Fundamentalist Christians Who Use The Qur’an And How To Deal With Them

How to deal with those Christians who use the Qur’an to argue for their own erroneous positions.

There are honest Christians, but they tend not to be out trying to convert others.

The ones we are talking about pull the same type of trick as the traditionalist. The traditionalist claims a value of x for the word salat based on external sources. He then points to salat in the Qur’an and attacks you if you are not onboard with his extraneously derived assumptions on the meaning of salat; or he demands to know how you can understand salat just as he does without importing his external sources the way he does.

This is deception – especially in the context of a book which claims to be complete.

The present-day “gospels” disagree among themselves on many important issues, so which of them exactly does the Christian claim the Qur’an references by the word “injeel” (just compare very carefully the four accounts of the death and resurrection of Christ in the various gospels for an example)?

What is meant in the Qur’an by injeel is made clear by the Qur’an: it is something given to ‘Isa ibn Maryam which confirms the Torah (whatever we mean precisely by that) and has several other characteristics. (For more on that download my work free from and find any instance of the word injeel and then look up the related note / article.) No Christian can point to anything meaningful in the Torah which indicates the typical variants of a “gospel” preached by Christians.

The Qur’an (which this type of Christian is referencing as an authority when it suits him) has several clear action points for the Christians. These include:

– a clear directive not to claim a trinity
– a clear directive not to claim ‘Isa or Maryam as God
– a clear statement that ‘Isa was NOT killed by the Jews
– the exhortation not to exaggerate.

In addition, the Qur’an says that it both confirms AND acts as a control over previous revelations. Christians gloss over this second aspect. In addition, they go on to attack the Qur’an for supposedly plagiarising other writings when the Qur’an itself states that part of its purpose is to confirm AND to correct what men then had from God.

If the Christian continues to bang the same drum while arguing that the Qur’an supports his idea of what “injeel” means he is either being dishonest and / or has been misled by his teachers and reached the small limit of what he thinks he knows. Which is why he has no alternative but to go round in circles.

You see, the vast majority of these types of Christian have never read the Qur’an. They watch videos prepared for them by people who themselves have often never read either it. In these videos they learn little tricks by which to wrong-foot those who accept the Qur’an while seeming to have considered the Qur’an’s position. But they are ignorant of the Qur’an – and often of their own scriptures also outside of a knee-jerk appeal to verses taken out of context when it is necessary to “answer” certain questions. They may not be bad people, but they are typically superficial and collectivistic and herd-like in nature.

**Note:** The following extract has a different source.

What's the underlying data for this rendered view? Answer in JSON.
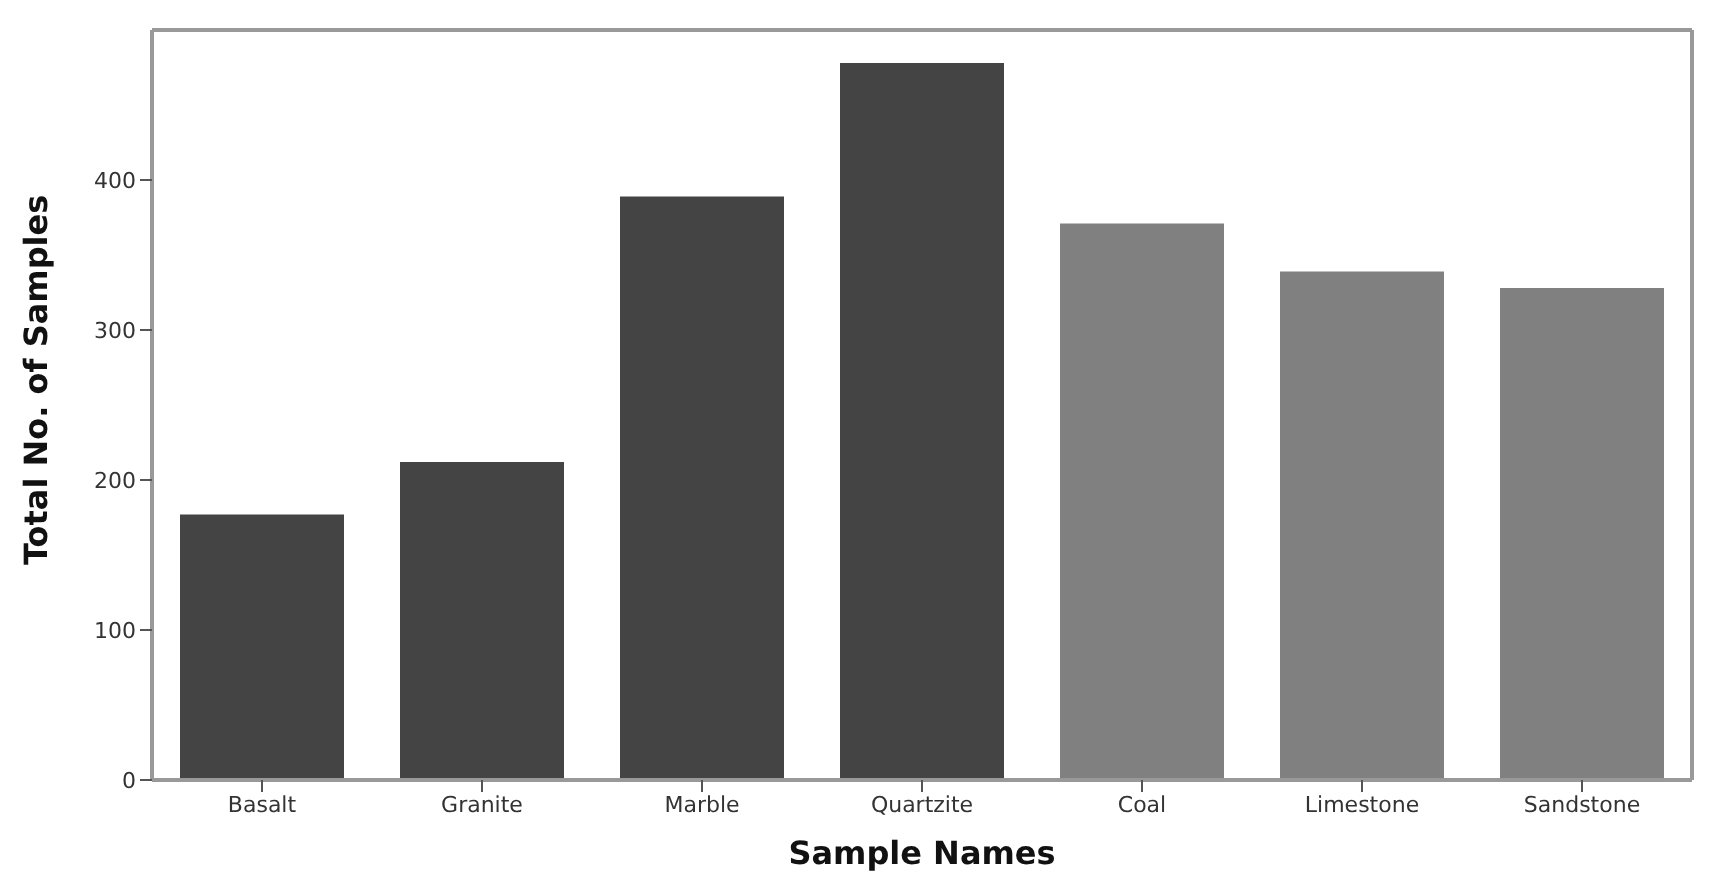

The Qur’an tells us that whoever believes in God and the Last Day and does good works has his reward – and that includes the Christian (caveats above notwithstanding).

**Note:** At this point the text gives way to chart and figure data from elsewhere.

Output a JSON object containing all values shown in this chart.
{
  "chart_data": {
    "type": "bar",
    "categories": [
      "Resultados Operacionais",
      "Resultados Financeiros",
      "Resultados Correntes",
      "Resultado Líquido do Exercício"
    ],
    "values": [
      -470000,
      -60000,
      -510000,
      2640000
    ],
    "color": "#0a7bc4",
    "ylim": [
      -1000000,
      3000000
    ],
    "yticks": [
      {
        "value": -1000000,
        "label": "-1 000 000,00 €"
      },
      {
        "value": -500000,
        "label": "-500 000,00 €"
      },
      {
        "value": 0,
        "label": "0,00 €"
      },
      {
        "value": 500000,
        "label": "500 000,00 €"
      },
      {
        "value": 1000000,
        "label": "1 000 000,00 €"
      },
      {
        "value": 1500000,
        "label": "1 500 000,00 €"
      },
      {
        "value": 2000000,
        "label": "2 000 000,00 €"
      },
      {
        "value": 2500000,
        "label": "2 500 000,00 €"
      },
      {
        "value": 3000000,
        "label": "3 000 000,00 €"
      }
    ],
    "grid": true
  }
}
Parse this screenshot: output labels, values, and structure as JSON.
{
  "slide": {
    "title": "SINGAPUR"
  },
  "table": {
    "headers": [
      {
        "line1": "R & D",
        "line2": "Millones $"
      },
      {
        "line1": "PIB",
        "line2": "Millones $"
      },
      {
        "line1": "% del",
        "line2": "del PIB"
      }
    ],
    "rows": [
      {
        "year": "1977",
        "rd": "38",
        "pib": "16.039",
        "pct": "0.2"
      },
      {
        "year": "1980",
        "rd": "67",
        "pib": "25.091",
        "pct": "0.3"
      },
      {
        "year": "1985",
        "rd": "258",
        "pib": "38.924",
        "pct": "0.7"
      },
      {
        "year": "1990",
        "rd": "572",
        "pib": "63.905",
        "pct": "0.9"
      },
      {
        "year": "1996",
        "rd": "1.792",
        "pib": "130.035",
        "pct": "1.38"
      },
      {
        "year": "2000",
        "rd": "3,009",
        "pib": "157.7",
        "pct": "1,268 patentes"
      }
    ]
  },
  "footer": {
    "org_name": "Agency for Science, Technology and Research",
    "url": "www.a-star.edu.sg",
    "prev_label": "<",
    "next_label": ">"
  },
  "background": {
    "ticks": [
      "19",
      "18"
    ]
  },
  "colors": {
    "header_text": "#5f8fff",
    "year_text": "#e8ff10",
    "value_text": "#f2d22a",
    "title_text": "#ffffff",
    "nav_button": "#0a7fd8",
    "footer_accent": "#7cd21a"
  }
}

It tells us that God will make clear the differences among men on the Last Day.

It tells us (those who accept the Qur’an) to be patient in the meantime.

But it also cautions the messenger (and by implication us also) away from following their vain desires after the knowledge which has come to us.

A good way to close down the conversation with mutual respect intact when you hit the wall with them is to say “To you be your works, to me mine” and then offer them your hand.